Friday, February 19, 2010

Notes on Time

1. From La Open Hause

Thanks, Patricia. I am not familiar with Libet, although a quick google turned up his status as a neuroscientist.

Yes, he was involved in research into neural activity and sensation thresholds.

>I was simply conveying what was once explained to me, and later experienced in the briefest of moments, and that is that the "ordinary" senses, to avoid any issues of semantics, lag slighty behind any physical event. An analogy might be live television. We think it's live, in real time, but really it has the slightest time lag due to the transmission of the signal, yet it is certainly closer to real time than if we read about what we were watching later. So it is when we "sense" via the physical body. Ordinarily, there is the very slightest of time lags to sensing via the physical body. A higher body, which we all have a possibility of having, would have a more direct perception, one not dependent on the body. Nyland indicated there was this element of time to Work, and our experience of time changes as such. And, from our level, the level of ordinary existence, it is "iffy", even my description. Perhaps it might be wiser to ask, what is
our experience of time? And to explore it that way.

I had been thinking about this in context of the unconscious being real consciousness. Libet's work implies that unconscious neuronal processes precede and may cause "conscious" acts, which are then retrospectively *experienced* as having been *decided*.


James:
It very well may be that we also calibrate time by the perceived speed of events that are happening now. What happens at (what we perceive as) the same time gives us a lot of information about the world.

A very good area of inquirer and this is an area of study that is ripe for self observation in my opinion. Thanks, Patricia.

"... a flash presented during a slow-motion sequence of a movie is erroneously perceived as having a shorter duration than an identical flash presented during the same sequence at normal speed. The time-distortion illusion is only found when the future positions of objects in the movie are predictable by Newtonian dynamics. The illusion suggests that the speed of subjective time can be modulated by sensory feedback. That is, predictions about future positions of a moving object are compared against sensory feedback, and the difference can modulate the nervous system to speed or slow perceived time to match the physics of the sensory feedback. Thus, the brain may ease its task of consistent timekeeping by constantly calibrating its time estimation against physical laws in the outside world"

"The order of action and sensation is essential for determining causality. Accordingly, the nervous system must be able to recalibrate its expectations about the normal temporal relationship between action and sensation to overcome changing neural latencies.

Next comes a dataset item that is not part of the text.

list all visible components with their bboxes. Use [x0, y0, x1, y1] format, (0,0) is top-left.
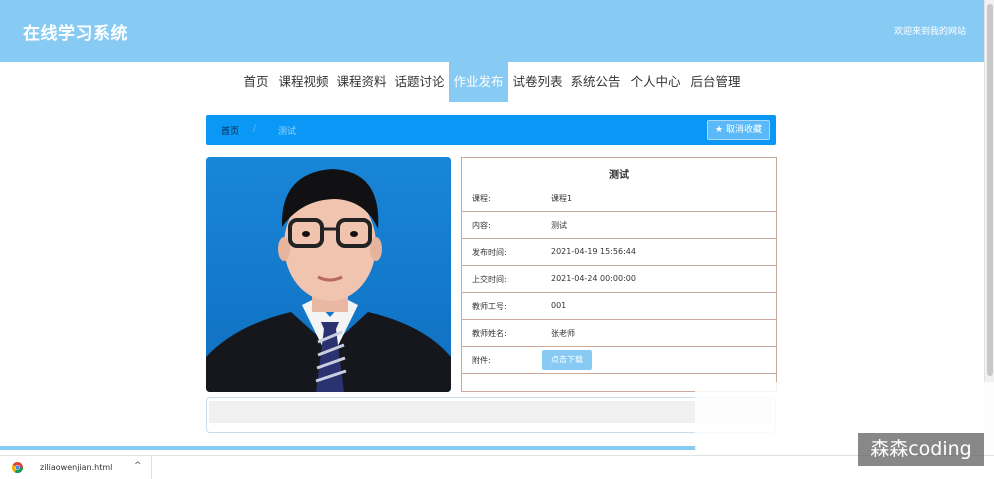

A novel illusion in this domain shows not only that the perceived time of a sensation can change but also that temporal order judgments of action and sensation can become reversed as a result of a normally adaptive recalibration process.

When a fixed delay is consistently injected between the participant's key press and a subsequent flash, adaptation to this delay induced a reversal of action and sensation: flashes appearing at delays shorter than the injected delay were perceived as occurring before the key press (Stetson et al., 2005Go). This illusion appears to reflect a recalibration of motor-sensory timing that results from a neural previous expectation that sensory consequences should follow motor acts with little delay."